Approximating an Integral

Because off their odd-ness, the cubic and linear terms do not contribute to either side of the equation. We will therefore prove the statement for a simple quadratic function.

$\int_{-1}^1 3x^2\:dx = \left.x^3\right|_{-1}^1 = 2;$ $3(-k)^2 + 3k^2 = 6k^2 = 2;$ $k = \sqrt{\frac 1 3} \approx 0.577350269.$

(Adding a constant term is trivial: $\int_{-1}^1 c\:dx = 2c.$ )

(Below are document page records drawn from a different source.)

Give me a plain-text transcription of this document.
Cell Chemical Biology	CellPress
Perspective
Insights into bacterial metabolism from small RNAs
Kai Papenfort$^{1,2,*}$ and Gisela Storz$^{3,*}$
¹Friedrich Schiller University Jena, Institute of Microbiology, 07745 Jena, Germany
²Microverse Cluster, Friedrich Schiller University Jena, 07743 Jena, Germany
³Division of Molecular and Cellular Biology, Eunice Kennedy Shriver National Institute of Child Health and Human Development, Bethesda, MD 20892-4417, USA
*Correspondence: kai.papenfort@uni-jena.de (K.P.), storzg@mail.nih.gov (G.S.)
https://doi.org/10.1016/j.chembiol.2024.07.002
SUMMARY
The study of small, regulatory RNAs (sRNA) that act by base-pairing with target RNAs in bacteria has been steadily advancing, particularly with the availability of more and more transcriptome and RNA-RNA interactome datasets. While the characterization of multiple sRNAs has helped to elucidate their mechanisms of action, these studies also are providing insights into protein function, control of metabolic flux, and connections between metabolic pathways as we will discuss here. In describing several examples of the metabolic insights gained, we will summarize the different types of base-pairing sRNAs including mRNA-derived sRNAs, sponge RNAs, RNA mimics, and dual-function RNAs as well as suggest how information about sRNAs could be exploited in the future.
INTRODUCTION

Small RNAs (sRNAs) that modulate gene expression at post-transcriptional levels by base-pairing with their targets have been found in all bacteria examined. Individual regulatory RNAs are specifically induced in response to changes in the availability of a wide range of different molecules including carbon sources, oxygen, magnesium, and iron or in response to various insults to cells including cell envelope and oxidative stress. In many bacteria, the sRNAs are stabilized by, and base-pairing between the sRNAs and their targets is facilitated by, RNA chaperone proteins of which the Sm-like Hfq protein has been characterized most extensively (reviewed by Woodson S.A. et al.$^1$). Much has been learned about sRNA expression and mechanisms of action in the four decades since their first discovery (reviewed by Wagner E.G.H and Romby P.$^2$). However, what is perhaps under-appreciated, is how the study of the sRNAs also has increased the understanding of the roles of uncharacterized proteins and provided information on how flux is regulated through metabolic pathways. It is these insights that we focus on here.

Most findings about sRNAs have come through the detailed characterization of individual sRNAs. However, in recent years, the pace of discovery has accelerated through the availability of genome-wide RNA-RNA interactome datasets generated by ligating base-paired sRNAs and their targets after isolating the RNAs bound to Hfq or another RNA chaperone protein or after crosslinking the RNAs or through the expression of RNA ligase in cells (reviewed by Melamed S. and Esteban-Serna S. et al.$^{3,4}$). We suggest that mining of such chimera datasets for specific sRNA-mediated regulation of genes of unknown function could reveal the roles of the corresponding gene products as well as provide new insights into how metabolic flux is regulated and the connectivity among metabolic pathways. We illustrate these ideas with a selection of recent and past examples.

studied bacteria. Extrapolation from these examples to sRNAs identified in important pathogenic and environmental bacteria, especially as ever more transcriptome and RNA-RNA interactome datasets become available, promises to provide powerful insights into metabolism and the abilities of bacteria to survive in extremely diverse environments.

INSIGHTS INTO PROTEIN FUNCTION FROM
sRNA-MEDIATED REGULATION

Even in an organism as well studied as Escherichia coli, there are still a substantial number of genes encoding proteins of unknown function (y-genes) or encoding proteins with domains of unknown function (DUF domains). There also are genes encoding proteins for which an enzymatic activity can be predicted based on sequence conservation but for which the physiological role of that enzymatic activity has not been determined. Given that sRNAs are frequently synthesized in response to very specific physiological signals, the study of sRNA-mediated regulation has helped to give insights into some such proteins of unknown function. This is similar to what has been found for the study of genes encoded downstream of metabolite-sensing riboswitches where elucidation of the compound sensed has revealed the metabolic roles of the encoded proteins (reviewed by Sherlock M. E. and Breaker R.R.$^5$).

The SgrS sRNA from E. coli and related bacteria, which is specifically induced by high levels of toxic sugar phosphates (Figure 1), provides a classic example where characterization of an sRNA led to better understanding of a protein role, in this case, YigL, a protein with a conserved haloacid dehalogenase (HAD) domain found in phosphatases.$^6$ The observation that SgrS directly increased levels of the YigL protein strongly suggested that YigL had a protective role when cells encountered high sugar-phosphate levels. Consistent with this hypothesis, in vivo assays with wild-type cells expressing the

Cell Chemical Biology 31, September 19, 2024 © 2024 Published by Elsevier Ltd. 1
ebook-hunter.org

Let the polynomial be $ax^3+bx^2+cx+d=f(x)$ . Now evaluating the value of the function $f(x)$ at $x=k,-k$ , we get: $f(k)= ak^3 + bk^2 + ck + d \\ f(-k)= -ak^3+ bk^2 - ck + d$ Now adding them gives $I_1 = f(k)+f(-k) = 2bk^2 + 2d$

Similarly, the integration equals to $I_2 = (2/3)b + 2d$

But we know that $I_1=I_2$ , therefore on comparing we have $k^2 = 1/3 \\ \Rightarrow k=\frac{1}{\sqrt3}=0.57735.\square$

Is anyone going to break the silence to tell us what this method of approximation is called?